Soccer Football - Scottish Premiership - Celtic v Rangers - Celtic Park, Glasgow, Scotland, Britain - February 2, 2022 Celtic's Reo Hatate celebrates scoring their first goal with Greg Taylor Action Images via Reuters/Jason Cairnduff

Celtic needs to get its act together to win this title.

We all know it. In order to stand the best chance of doing so, we pretty much need to have our best players available between now and the final game.

Obviously, we’re all worried about McGregor and Ibrox … but Ibrox is just one game, and McGregor is just one player. There’s also Reo Hatate to think about.

There’s a weird phenomenon in football, which is that certain players appear better the longer they are out of the team. If you’re in a tailspin you can look at the options on the bench or in the stands and convince yourself pretty easily that the answer is sitting there somewhere.

One of the great examples of that was Bobo Balde, about whom a lot of pressure was put on Gordon Strachan at one point.

If memory serves me, his benching was as much about his decision to stay after a £1.5 million bid was submitted for him, which he turned down, as it was about his talents; he was a good servant for our club, but on his own could not have arrested the decline.

Reo Hatate is exactly the inverse of this, and I find that astonishing.

I’ve spoken to people who tell me that he’s over-rated anyway and won’t make a huge difference to the team. It’s jaw dropping to hear that.

It seems he’s become a less influential player the longer he’s been out of the team … they want to look at the collapse in our game since, and whilst we can’t draw a direct line between one and the other it’s obvious that we’re not as good.

Chris Sutton spoke about Hatate the other day, and for the first time in a while I could not find a thing in his comments with which I disagree. We have, at the tip of the spear, the most intelligent player in Scottish football. Kyogo is always looking for that bit of space which he can exploit, and you see him run into that space, those tiny areas, over and over again.

The problems with his form earlier in the season were not just about him.

The problem is that in order to see him at his best, you need players around him with that matching intelligence. That ability to spot where he’s moving to and the ability to dink the ball right on top of the spot he’s moving for. That requires a certain synchronicity.

Hatate is one of the players who can see that space at almost the moment Kyogo can and trust him to move into it.

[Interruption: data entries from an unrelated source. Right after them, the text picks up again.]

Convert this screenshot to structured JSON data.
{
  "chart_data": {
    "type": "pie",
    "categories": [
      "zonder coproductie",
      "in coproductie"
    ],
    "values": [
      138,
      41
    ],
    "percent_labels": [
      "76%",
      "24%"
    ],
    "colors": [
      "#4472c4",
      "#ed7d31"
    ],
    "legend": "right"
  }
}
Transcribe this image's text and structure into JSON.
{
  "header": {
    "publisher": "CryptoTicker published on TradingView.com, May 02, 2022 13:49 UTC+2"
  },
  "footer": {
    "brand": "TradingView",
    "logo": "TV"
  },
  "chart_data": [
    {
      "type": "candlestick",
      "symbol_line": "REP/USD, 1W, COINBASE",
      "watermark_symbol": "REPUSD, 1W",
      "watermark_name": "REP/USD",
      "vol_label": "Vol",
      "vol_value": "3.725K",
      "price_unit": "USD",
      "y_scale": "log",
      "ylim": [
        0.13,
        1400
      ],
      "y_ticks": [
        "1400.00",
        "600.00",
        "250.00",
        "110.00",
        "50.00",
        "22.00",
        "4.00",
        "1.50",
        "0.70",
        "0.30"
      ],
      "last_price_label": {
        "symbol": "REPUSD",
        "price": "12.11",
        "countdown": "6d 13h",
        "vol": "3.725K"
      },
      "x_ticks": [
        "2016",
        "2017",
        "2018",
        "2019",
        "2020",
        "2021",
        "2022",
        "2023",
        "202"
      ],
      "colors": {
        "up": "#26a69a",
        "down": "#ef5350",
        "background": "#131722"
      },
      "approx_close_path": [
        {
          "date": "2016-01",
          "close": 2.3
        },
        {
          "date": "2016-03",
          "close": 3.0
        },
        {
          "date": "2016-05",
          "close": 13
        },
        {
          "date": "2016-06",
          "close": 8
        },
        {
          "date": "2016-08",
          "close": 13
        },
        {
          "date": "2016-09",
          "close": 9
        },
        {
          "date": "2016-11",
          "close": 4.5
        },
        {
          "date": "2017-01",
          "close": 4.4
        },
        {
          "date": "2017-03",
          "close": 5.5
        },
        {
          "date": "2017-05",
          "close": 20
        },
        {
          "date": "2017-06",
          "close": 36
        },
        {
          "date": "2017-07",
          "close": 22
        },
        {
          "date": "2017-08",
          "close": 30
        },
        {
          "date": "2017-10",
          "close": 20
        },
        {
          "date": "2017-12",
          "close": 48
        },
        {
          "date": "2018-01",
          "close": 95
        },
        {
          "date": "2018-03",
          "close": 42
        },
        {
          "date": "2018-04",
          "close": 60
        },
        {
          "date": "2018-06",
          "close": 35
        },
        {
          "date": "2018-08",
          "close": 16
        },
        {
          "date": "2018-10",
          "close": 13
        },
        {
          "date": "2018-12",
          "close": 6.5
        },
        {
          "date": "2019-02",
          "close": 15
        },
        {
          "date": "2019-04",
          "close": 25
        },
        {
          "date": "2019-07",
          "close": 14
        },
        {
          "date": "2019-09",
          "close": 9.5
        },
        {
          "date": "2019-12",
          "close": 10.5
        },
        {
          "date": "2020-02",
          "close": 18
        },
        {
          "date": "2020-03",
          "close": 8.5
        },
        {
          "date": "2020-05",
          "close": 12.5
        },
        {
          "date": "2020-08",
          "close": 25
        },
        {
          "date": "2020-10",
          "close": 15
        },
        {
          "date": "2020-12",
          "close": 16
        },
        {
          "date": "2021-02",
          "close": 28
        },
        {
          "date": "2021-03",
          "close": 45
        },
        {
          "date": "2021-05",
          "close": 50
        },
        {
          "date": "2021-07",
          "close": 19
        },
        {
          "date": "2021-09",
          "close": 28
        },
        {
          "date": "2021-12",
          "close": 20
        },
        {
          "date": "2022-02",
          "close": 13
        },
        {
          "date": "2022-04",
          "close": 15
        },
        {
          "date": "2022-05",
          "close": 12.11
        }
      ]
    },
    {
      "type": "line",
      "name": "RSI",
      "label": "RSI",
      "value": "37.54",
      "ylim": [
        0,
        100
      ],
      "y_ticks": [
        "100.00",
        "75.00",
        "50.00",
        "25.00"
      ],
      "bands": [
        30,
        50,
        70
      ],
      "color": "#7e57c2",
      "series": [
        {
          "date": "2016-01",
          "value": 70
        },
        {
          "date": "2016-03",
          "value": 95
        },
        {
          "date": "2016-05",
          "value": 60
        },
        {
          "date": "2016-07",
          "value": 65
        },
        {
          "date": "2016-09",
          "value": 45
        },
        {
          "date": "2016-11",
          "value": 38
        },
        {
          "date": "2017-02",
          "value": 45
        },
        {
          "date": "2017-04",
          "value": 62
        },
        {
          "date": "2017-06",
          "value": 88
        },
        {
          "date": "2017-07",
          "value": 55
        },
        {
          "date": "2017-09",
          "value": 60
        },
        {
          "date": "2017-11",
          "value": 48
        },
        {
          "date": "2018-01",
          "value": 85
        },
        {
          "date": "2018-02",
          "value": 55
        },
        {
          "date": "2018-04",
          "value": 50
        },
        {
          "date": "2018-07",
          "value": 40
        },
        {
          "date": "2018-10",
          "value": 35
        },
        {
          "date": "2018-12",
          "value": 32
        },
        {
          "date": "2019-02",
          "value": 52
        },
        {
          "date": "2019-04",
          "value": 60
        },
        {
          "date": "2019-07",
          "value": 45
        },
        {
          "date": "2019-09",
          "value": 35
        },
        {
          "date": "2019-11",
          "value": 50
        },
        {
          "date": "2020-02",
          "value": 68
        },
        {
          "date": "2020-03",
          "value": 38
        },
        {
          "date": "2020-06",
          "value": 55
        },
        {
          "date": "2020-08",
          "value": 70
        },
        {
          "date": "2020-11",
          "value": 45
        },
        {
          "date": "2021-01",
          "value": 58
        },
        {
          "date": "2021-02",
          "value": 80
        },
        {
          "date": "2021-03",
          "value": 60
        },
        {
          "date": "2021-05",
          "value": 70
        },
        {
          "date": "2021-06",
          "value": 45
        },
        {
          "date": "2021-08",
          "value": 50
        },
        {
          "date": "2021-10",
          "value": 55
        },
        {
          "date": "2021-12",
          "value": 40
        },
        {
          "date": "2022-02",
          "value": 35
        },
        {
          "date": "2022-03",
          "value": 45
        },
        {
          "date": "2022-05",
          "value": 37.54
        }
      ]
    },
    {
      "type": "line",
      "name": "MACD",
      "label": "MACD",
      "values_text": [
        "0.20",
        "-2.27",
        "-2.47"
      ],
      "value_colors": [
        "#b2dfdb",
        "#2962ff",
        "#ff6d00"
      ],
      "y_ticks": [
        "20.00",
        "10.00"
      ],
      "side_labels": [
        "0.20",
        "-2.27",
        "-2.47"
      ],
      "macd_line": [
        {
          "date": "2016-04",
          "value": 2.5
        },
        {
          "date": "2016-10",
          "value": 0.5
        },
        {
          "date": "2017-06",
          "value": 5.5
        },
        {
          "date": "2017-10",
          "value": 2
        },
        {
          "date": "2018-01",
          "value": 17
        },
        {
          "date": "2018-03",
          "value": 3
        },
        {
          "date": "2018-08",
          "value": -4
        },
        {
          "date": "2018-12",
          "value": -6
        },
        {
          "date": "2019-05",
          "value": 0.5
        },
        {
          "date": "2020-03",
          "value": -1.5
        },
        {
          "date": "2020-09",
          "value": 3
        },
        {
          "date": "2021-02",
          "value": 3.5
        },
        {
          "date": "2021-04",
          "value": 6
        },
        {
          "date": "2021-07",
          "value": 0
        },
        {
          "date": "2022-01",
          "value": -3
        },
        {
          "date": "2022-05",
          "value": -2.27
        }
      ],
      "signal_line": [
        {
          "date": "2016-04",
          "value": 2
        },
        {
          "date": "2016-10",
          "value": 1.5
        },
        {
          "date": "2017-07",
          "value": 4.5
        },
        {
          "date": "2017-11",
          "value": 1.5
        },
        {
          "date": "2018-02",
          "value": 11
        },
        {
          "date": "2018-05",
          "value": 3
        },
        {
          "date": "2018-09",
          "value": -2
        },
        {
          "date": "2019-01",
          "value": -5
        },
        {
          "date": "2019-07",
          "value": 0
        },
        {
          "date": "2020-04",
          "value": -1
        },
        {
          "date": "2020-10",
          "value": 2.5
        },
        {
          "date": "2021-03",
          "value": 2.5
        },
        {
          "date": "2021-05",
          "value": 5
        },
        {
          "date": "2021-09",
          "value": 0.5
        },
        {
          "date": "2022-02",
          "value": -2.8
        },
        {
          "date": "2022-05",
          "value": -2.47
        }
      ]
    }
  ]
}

Kyogo knows what Hatate is looking for the minute he gets the ball, and so do other players and you see them respond to it, moving up-field and looking for space to give him that option … we miss that so much, not just the quality he has on the ball but that vision, that intelligence, and that’s why his return is so exciting and might be game-changing.

The key thing is what we do with him against Livingston.

He has to play at some stage if he’s going to be fit for Ibrox. It’s not even up for debate that we need him at that ground, and the sharper the better.

He really might be the guy who tips this title race back towards us.